Jubilee boosts support for monarchy – in both hemispheres

  • 12 June, 2012
  • Politics

Support for Britain’s monarchy is at an “all time high”, according to the pollsters IpsosMORI. This is quite a claim to make, even for a firm whose data sometimes seems to go back to the early Middle Ages. Even so, the Jubilee has highlighted the huge public support for the Royal Family and their place in our constitution.

Upwards of three quarters of people in Britain support keeping the monarchy, according to surveys in recent weeks, and a clear majority say the country would be worse off without the Royal Family. Support among Tories is overwhelming, but more than two thirds of Labour voters want to keep the Queen as sovereign. Perhaps surprisingly, those who want to keep the monarchy feel more strongly about the subject, according to YouGov, than the few who would prefer an elected head of state.

The Queen enjoys approval ratings that elected politicians can only dream of. Even most of those who would rather replace her with a president think she has done a good job. Other prominent members of the Royal Family score highly – particularly the Duke and Duchess of Cambridge – and when 29% told YouGov last month that they thought Prince Philip was “a liability” it is hard not to think they did so with an affectionate chuckle.

(As is often the case when great national occasions create extra space for newspapers to fill, some polling questions were more sensible than others. My favourite, also from YouGov, found that while more than half think Elizabeth II is “one of Britain’s great Monarchs”, ten per cent think she is “an average Monarch”. An average Monarch?)

Robust support for the monarchy is not confined to our shores.

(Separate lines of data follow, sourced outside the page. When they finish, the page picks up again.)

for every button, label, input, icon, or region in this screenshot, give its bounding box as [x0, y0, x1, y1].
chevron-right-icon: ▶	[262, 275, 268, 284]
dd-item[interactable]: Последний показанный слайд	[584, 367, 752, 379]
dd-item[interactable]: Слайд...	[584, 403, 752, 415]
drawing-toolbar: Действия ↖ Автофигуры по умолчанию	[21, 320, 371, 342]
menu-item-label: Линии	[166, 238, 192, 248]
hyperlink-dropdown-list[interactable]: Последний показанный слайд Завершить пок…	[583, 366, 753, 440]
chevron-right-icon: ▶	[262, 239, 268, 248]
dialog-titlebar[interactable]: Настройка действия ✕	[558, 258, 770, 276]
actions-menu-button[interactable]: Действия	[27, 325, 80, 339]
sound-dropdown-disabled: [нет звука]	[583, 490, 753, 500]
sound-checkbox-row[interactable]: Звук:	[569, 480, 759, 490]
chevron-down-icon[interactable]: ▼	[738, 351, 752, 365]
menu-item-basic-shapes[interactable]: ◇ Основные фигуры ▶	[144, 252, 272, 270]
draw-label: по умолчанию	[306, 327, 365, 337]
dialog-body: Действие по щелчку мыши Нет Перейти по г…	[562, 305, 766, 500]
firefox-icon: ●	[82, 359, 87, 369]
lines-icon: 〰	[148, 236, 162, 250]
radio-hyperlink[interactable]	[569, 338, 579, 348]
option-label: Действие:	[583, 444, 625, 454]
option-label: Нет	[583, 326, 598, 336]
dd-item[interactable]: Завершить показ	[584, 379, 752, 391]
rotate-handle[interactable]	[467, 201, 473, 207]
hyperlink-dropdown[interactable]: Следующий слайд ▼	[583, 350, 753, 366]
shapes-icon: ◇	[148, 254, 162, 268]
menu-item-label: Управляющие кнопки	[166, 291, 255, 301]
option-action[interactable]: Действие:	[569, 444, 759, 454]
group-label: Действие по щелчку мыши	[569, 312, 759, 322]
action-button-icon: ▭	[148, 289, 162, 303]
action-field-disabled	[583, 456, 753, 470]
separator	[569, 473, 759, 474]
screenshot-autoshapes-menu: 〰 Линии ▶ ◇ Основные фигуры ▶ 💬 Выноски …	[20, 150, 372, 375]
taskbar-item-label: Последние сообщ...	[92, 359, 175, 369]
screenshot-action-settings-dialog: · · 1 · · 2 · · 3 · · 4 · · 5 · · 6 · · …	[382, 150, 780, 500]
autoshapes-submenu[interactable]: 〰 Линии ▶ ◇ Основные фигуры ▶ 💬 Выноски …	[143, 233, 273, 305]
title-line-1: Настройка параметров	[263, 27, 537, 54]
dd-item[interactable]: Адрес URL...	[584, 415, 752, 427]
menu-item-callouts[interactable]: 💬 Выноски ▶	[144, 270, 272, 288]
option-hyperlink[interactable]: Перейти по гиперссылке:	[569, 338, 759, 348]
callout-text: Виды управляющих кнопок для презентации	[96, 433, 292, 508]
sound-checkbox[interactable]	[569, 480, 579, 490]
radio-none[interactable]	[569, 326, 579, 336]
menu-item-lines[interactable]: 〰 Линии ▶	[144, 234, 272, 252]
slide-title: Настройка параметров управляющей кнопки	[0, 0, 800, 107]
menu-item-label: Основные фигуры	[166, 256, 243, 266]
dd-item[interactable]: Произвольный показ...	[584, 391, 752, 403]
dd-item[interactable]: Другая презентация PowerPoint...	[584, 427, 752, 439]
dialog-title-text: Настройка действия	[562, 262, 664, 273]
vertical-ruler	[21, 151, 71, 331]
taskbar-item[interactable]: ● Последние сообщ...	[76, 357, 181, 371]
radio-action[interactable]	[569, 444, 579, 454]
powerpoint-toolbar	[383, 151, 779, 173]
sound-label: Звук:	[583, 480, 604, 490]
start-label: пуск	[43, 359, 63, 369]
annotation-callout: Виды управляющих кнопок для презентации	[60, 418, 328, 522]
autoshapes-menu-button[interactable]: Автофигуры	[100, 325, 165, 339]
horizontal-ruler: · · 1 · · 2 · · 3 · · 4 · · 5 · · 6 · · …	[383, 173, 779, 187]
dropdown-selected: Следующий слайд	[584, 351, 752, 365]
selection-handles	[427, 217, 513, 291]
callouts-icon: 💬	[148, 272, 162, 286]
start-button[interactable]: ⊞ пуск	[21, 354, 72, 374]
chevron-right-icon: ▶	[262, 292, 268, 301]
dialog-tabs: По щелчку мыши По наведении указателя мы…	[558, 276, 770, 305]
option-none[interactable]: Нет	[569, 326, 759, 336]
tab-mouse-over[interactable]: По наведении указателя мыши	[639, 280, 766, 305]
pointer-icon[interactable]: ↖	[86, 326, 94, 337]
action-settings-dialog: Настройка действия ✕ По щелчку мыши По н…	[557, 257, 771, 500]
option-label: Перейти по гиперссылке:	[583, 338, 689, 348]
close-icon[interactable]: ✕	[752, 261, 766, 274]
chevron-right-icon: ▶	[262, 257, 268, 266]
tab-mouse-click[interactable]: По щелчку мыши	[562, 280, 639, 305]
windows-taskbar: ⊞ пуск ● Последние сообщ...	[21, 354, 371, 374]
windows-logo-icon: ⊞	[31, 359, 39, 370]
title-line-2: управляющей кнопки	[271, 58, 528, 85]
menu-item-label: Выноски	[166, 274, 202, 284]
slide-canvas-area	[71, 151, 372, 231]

Recent polling by Roy Morgan Research has found that support for the monarchy in Australia is at its highest level for 24 years. In November 1999, 45% voted to replace the Queen and Governor General with a president; today only just over a third (35%) believe the Commonwealth of Australia should become a republic. More than half (58%) want to keep the status quo, a 6-point increase since October last year. Though this partly reflects respect for the Queen, Australians said they would still prefer to keep the monarchy if she were succeeded by Prince Charles or Prince William. Not surprisingly, support is strongest among supporters of the centre-right Liberal National Party, nearly three quarters of whom favour the current constitutional settlement – but support is evenly divided among voters for Julia Gillard’s Australian Labor.

The campaign group Australian Republic claimed the Jubilee celebrations “reinforce the positive republican arguments about Australian national identity”. Australians do not seem to concur.